The. Rev. Waitstill Sharp has gained a measure of global fame for the courageous work by him and his wife that is featured in the documentary “Two Who Dared: The Sharps’ War,” but his general philosophies about social justice were carried out at the local level during his tenure in the Quad-Cities.
“How we relate together as human beings speaks to our religion,” says the Rev. Jay Wolin of the Unitarian Universalist Congregation of the Quad-Cities.
After seeing the movie, he believes the sacrifices made and the service given by the Sharps during World War II have raised the bar for what the church should do regarding social issues today.
“We can make a difference in the world and make it a better world,” he said.
Among the social issues the Unitarian Universalist Church is active in advocating for are civil rights and equality for samesex marriages.
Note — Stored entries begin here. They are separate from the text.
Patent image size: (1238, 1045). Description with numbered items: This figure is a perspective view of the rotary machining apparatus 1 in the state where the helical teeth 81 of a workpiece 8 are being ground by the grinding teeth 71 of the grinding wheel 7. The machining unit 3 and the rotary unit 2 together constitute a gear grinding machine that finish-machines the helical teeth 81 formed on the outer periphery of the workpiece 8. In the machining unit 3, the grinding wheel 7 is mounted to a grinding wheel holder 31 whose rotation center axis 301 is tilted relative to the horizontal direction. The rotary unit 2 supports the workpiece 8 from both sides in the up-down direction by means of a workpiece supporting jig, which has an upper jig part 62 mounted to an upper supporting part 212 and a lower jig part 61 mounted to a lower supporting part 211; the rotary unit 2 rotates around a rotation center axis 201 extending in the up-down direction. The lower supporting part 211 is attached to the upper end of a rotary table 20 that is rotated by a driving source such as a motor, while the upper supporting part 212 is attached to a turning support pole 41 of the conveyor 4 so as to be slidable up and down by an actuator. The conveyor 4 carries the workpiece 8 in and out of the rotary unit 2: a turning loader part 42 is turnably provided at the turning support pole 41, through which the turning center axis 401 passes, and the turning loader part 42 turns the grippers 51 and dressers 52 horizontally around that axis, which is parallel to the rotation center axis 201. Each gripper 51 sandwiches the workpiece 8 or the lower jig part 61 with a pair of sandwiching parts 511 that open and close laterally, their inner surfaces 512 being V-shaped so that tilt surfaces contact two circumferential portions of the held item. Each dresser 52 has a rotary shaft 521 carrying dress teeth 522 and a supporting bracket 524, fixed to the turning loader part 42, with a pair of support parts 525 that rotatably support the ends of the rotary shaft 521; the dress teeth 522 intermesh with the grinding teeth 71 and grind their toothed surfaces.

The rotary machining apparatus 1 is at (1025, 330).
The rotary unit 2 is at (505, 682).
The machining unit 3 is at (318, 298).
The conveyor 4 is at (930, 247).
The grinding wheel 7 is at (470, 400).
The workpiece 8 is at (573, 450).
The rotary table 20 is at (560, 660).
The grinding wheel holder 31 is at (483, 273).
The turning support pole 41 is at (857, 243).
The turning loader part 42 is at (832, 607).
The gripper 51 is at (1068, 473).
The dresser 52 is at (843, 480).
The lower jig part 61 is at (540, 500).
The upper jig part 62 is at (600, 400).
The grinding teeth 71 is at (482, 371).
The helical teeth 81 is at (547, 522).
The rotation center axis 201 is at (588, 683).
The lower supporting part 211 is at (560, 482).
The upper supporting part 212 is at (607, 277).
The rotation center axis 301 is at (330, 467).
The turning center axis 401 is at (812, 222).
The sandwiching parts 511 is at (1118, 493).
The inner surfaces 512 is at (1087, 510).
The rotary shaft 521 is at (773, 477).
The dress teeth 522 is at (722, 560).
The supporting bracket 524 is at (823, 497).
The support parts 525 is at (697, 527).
One of the seven principles the church adheres to is: “Justice, equity and compassion in human relations,” and Wolin said that Sharp was an amazing example of that, doing something on a large scale that had a ripple effect which carried down to the local level.
Wolin thinks one of the documentary film’s main messages is a timeless one.
“We all have a choice. We can choose to do the right thing and that will make the world a better place,” he said.
After Wednesday night’s showing of the documentary that is being presented by the Jewish Federation of the Quad-Cities at the Putnam Museum, Wolin says another public showing will be arranged at the Unitarian church.